Regardless, these daddy-issues drive Michael Fassbender’s Jobs to seek a Silicon Valley version of apotheosis by betraying his friends and through ritual patricide–treacherously replacing ill-fated Apple CEO John Scully. Jobs continually rejects his own paternity publicly, including in an interview with Time and when he does accept his daughter, is furious by his version of betrayal–she sells a house that he bought specifically for her.
So yes, Fassbender’s Jobs isn’t someone you might want to FaceTime. But there is something tragic here, that inability to connect, to experience love in the most fundamental of human relationships. In the last act, however, technical perfection can no longer triumph human connection–this is a movie, after all–especially when his rejection of her forces his daughter to reject him, too.

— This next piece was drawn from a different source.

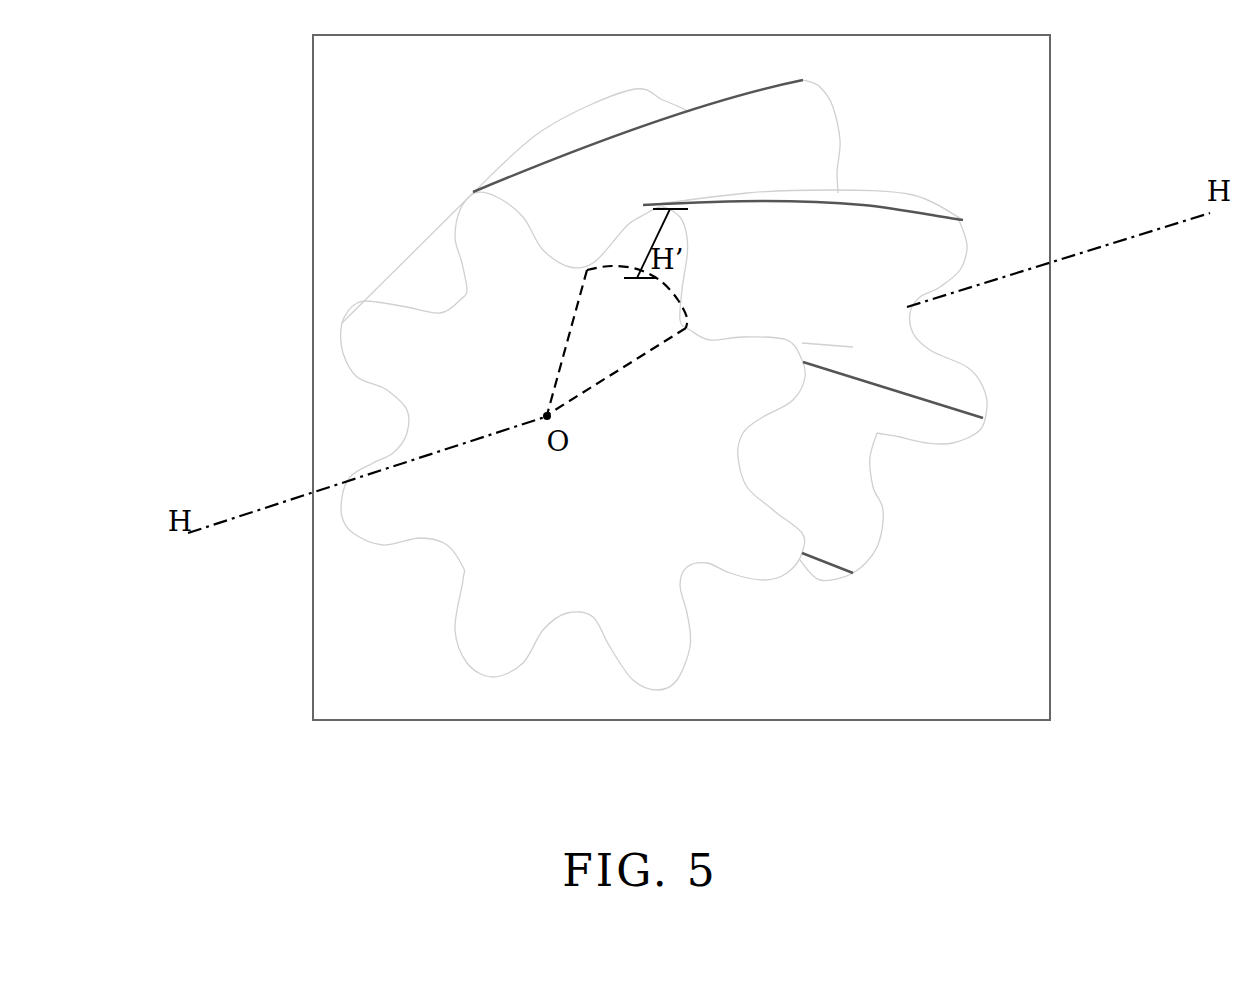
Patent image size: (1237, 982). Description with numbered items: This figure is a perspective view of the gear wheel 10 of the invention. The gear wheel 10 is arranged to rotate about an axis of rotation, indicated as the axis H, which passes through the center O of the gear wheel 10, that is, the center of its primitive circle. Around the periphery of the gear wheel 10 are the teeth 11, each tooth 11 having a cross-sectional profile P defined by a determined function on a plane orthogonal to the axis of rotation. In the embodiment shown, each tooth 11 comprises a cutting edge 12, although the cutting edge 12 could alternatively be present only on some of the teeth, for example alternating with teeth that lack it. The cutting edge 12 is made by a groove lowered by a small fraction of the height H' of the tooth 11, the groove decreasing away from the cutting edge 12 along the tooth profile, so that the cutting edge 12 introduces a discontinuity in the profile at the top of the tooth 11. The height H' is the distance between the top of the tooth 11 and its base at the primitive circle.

The gear wheel 10 is at (322, 203).
The tooth 11 is at (776, 368).
The cutting edge 12 is at (880, 385).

Fassbender’s Job talks it out with Jeff Daniel’s John Scully. Jobs also faces his considerable narcissism and is humbled–smartly connected to that pesky Time article mentioned earlier–thanks to a Joanna Hoffman/Kate Winslet meltdown. In the penultimate scene, he reconciles with his daughter on the rooftop of the building where the next Apple product is being launched. “I’m poorly made,” he says, acknowledging his flaws as a parent and jumping headfirst into our cesspool of human grief. You may even be tempted to give him a hug. Or shake his hand.
In short, the character grows.
They don’t have to, always, in art. But in this movie, they do.